As vaccinations ramp up and Covid-19 transmissions decline, the journey toward normalcy seems just about over. Because of that, I believe commercial real estate generally and office space specifically remain sound investments. However, the pandemic has forever changed the way corporations and workers use these assets and, as a result, how investors should think about putting their capital behind them.
The ever-changing new normal has altered the core questions around commercial real estate. Here are four things for would-be investors to think about before making any moves in this sector of the market.
Flexibility And The End Of The Open Office
A recent study found that more than 65% of surveyed workers want more in-person time with their teams. Management largely feels the same way, with business leaders across multiple industries saying in recent weeks that there is no substitute for spending time together in the same physical space when brainstorming ideas and building morale.
Nevertheless, the respondents to the survey also said they want flexibility over their schedules, craving the freedom sometimes to work remotely. Combined with health and safety considerations that are likely to outlive the pandemic, this desire could significantly change not only how people work but where.

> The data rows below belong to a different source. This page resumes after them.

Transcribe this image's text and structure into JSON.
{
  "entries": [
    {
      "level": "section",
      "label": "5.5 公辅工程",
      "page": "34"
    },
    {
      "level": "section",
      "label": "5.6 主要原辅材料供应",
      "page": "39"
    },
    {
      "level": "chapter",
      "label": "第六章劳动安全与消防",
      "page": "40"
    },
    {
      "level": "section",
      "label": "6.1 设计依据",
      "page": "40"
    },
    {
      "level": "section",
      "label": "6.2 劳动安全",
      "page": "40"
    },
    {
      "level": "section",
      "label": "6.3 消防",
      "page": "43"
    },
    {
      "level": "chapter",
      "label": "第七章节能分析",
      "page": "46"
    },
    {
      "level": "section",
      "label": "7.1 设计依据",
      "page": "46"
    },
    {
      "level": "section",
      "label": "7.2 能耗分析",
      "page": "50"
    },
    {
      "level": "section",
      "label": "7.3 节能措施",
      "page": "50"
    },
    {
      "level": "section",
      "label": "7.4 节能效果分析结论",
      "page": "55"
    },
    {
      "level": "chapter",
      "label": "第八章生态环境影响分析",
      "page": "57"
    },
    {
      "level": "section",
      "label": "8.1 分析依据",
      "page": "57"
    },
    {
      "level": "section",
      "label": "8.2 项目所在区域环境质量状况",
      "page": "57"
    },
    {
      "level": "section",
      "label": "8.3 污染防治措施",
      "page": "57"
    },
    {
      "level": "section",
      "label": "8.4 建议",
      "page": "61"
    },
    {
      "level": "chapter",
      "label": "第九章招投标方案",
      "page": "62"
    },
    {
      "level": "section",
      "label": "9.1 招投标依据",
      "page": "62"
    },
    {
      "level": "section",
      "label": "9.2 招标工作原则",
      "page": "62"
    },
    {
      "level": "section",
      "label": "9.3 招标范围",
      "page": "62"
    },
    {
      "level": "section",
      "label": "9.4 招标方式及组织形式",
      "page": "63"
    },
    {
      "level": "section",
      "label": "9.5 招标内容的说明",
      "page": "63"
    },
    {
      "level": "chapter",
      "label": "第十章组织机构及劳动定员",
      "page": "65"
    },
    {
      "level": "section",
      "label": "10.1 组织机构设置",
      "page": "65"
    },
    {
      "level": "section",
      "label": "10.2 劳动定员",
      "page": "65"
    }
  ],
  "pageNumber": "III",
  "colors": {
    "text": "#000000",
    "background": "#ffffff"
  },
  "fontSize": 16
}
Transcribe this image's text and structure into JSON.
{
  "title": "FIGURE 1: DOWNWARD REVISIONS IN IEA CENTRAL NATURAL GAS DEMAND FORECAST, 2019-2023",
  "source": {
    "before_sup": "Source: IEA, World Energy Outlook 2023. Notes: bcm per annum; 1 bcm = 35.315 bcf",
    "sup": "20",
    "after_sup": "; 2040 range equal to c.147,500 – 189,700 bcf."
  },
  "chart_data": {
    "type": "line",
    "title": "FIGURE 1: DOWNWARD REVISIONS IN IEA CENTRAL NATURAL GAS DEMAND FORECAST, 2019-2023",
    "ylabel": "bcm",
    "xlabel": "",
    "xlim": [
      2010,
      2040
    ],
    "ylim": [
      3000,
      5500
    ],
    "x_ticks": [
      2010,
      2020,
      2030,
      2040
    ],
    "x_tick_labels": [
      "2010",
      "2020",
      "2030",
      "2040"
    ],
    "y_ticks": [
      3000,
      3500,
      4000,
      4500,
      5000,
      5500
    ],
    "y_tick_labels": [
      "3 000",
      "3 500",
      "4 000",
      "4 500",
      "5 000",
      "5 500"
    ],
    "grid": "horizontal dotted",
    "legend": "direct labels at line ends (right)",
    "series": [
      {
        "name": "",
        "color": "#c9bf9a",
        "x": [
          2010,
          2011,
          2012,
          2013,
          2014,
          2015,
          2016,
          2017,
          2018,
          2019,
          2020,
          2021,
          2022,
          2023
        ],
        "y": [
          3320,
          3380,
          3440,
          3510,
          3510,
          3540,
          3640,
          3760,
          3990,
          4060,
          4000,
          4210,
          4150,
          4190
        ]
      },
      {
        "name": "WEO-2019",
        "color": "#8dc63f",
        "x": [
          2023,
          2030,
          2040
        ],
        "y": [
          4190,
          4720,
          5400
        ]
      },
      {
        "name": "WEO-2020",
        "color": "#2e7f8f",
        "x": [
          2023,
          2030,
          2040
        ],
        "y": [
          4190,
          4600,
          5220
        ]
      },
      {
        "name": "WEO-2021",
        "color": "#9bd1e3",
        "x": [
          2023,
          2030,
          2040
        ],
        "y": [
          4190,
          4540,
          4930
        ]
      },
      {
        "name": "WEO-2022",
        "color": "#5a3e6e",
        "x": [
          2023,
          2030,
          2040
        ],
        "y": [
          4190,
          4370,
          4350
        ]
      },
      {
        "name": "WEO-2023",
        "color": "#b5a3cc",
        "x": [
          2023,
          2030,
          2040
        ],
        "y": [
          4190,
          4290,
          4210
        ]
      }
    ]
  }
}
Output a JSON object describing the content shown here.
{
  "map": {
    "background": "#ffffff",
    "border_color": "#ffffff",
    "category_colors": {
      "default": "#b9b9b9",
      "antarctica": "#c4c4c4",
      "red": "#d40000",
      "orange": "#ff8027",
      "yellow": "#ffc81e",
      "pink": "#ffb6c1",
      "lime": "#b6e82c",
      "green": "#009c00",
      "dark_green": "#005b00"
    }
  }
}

Therefore, the challenge will be to create spaces that can support 100% attendance one day, maybe 10% the next and perhaps 75% the day after that — all while complying with health and safety protocols. Companies that appreciate this dynamic will prove to be the best positioned to thrive going forward.
Tech-Driven Real Estate
Many companies may consider a 50/50 schedule to address capacity and health risks: half the team working remotely, half of the time. This means meeting rooms must evolve. They may need better lighting and cameras, improved recording and audio equipment, and smart whiteboards, among other hardware improvements.
Location will indeed remain important (below). But I expect companies will prioritize, like never before, how well their office space can enable those in the office to interact with peers who are not. The concept of flexibility is one thing. Being able to pull it off effectively is another.
Location, Location, Location
The golden rule of real estate will hold true. What may change, however, is which locations are attractive.
Early in the pandemic, some professionals fled urban centers in favor of suburbs or smaller cities. That flight has pushed down prices in some of the most expensive cities in the country, with notoriously pricey San Francisco seeing a 3.2% decline in residential home prices and a 12% drop in office space prices.
Could these trends reverse themselves throughout the rest of the year? Sure. Still, the use of office alternatives, such as startup Daybase, that leverage underutilized retail space in suburban areas may present an opportunity for corporations looking to meet their teams closer to where they are today.
The Only Thing That Endures Is Change
One constant over the pandemic has been the nearly daily shift in health regulation. As people learned more about the virus and how it spread, they stopped disinfecting their groceries and focused on covering their faces.
Continued research and development of testing, vaccinations and other safety measures will further change people’s perspectives, and people may have to shift their focus again.
Companies that haven’t already done so will likely start going back to the office soon, and while no one knows what the future holds, the investment and business communities know for sure that the rules of the commercial real estate game changed since early 2020. But if you can account for these changes, I believe commercial real estate remains a viable investment class.